De simples pilules à avaler dans le confort de son foyer avec un grand verre d’eau pour empêcher le coronavirus de causer une grave maladie ou la mort. Les Américains et les Européens ont déjà droit à ce médicament, le Paxlovid, qu’on croit efficace contre le variant Omicron. Mais pas les Canadiens. Aurait-il pu tout changer ?

« Les antiviraux deviendront très importants »

Si Santé Canada avait déjà autorisé d’urgence le nouvel antiviral de Pfizer, aurait-il pu nous permettre d’échapper aux fermetures généralisées et à un deuxième Noël gris ?

« En théorie, oui, en soulageant les hôpitaux », répond le DAndré Veillette, professeur de médecine et immunologiste à l’Institut de recherches cliniques de Montréal.

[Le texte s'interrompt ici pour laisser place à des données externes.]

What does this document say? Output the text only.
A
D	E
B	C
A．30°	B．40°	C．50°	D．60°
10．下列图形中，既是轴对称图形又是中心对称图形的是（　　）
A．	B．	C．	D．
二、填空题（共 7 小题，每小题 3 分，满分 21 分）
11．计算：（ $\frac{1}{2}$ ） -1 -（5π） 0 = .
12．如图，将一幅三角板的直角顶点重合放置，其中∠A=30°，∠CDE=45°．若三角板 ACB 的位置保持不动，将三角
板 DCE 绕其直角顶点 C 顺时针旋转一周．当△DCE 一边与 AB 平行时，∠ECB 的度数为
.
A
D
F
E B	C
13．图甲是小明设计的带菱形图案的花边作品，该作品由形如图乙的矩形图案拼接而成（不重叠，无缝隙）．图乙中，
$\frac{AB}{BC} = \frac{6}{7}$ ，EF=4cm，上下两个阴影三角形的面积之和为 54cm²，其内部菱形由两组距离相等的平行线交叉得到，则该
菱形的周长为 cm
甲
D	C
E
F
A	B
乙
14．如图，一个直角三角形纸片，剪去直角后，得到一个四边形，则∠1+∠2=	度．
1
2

« Mais pour être efficace, le Paxlovid doit être pris très vite, quelques jours après le début des symptômes. Ça prend donc un diagnostic précoce, ce qui représente un énorme défi actuellement, quand les gens ne sont même pas capables de passer un test ou doivent attendre cinq jours pour avoir leur résultat », explique le Dr Veillette.

Obtenir ensuite une ordonnance médicale en un éclair n’est pas non plus à la portée des centaines de milliers de Québécois sans médecin de famille.

« Le Paxlovid aurait pu aplatir la vague, peut-être, mais pas l’annuler complètement », conclut pareillement la Dre Julie Autmizguine, pédiatre infectiologue au CHU Sainte-Justine.

Même dans le contexte idéal d’une étude clinique, les participants se présentent en moyenne quatre jours après les premiers signes d’infection, constate pour sa part la Dre Emily McDonald, chercheuse et médecin interniste au Centre universitaire de santé McGill.

Qui favoriser ?

Autre embûche majeure : l’approvisionnement. Le gouvernement fédéral n’a pas attendu la décision de Santé Canada pour acheter à Pfizer 1 million de traitements. Mais les produire prend plus de six mois. Comme les vaccins, ils devraient donc arriver au compte-gouttes.

Aux États-Unis – où le Paxlovid vient tout juste d’être autorisé d’urgence –, on aura accès à environ 65 000 traitements dans la prochaine semaine et à 250 000 autres d’ici la fin de janvier, selon l’Associated Press. La Food and Drug Administration (FDA) américaine a qualifié le moment de « crucial », vu la montée d’Omicron.

PHOTO FOURNIE PAR PFIZER, VIA REUTERS

Un employé de Pfizer vérifie les boîtes contenant du Paxlovid, dans un centre de distribution à Memphis, au Tennessee.

Son équivalent européen a donné son feu vert pour les mêmes raisons, dès le 16 décembre. Mais les Français ne recevront presque rien avant deux mois.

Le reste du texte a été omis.